I've just created an exception hierarchy and want my catch-block to show the message of the derived exception. I got 5 exceptions like this one:

class ImagetypeException : public TGAException {  
public:  
const char* what() const throw();  
};  


const char* ImagetypeException::what() const throw() {
    return "Der Bildtyp ist nicht \"RGB unkomprimiert\".";
}

All of them are derived from TGAException, that is derived from std::exception.

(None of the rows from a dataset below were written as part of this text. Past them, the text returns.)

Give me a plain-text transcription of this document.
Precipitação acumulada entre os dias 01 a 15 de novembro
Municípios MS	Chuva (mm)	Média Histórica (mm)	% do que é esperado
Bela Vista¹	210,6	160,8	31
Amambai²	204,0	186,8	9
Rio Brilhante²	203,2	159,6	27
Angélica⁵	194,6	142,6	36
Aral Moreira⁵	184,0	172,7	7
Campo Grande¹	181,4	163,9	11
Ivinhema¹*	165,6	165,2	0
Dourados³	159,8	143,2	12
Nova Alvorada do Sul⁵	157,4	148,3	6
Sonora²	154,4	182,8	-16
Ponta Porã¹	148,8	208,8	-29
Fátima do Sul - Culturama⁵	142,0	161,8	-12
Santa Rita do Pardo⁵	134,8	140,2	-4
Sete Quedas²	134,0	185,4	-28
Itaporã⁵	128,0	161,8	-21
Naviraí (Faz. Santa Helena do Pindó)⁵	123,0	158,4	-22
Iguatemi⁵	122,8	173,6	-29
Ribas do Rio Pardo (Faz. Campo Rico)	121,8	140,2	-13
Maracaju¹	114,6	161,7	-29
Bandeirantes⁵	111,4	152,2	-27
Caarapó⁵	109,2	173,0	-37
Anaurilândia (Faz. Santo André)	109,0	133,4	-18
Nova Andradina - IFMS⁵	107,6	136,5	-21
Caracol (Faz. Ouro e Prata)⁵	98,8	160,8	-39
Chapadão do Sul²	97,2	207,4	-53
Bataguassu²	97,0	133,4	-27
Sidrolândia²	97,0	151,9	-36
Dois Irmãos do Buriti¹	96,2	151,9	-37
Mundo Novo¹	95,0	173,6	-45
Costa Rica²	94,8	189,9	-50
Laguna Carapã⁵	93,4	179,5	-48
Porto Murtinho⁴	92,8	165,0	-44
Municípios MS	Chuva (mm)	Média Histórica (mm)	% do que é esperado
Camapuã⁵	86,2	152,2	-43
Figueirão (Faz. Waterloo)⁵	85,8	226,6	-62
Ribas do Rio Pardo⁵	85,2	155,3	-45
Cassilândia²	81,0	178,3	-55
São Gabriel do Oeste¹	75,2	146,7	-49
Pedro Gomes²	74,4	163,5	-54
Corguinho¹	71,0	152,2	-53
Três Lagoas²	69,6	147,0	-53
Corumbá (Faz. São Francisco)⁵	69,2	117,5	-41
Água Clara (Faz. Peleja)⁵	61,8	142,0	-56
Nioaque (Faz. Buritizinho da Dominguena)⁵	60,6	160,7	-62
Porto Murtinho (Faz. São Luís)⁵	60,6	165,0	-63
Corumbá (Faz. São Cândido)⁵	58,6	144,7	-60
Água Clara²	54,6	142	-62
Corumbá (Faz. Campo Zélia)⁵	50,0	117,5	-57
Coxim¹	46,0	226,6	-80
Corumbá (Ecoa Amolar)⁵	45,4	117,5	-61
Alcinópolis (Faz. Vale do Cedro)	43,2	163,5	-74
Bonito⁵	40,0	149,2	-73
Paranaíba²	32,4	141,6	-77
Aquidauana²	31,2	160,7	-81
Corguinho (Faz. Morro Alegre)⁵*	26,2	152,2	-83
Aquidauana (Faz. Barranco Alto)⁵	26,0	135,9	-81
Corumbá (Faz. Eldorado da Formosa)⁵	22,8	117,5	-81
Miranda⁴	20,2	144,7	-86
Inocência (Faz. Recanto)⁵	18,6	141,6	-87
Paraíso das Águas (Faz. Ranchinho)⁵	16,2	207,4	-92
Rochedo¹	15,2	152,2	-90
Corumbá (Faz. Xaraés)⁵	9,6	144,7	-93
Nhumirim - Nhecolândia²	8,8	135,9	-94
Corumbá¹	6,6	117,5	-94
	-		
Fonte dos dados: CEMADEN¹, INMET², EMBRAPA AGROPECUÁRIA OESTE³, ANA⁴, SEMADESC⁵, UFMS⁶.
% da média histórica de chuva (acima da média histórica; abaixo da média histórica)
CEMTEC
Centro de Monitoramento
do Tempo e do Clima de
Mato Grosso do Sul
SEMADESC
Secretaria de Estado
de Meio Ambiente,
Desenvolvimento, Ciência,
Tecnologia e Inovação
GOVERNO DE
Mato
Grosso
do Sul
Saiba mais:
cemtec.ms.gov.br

class TGAException : public std::exception {
public:
    virtual const char* what() const throw();
};

const char* TGAException::what() const throw() {
    return "Beim Einlesen oder Verarbeiten der TGA-Datei ist ein unerwarteter Fehler aufgetreten!";
}

So I obviously want to throw these at some point in my code and thought it might be a good idea, to minimize the amount of catch-blocks I need.

catch (TGAException e) {
        cout << e.what() << endl;
    }

If I do it like this, the message, that will be printed, is the one from TGAException, but I want it to show the more specific derived messages. So what excatly do I need to do to get this to work the way I want it to?

Answer 1

When you catch like this:

catch (TGAException e) {
    cout << e.what() << endl;
}

The compiler makes a copy of the original exception and assigns it to e. It uses the TGAException copy constructor so the exception seen inside the catch block is not an ImagetypeException, it is a TGAException. This phenomenon is called object slicing.

If you catch it this way:

catch (const TGAException & e) {
    cout << e.what() << endl;
}

No copy is needed and it will work the way you expect it to.

As a general guideline: Always catch exceptions by reference, and almost always catch them by const reference.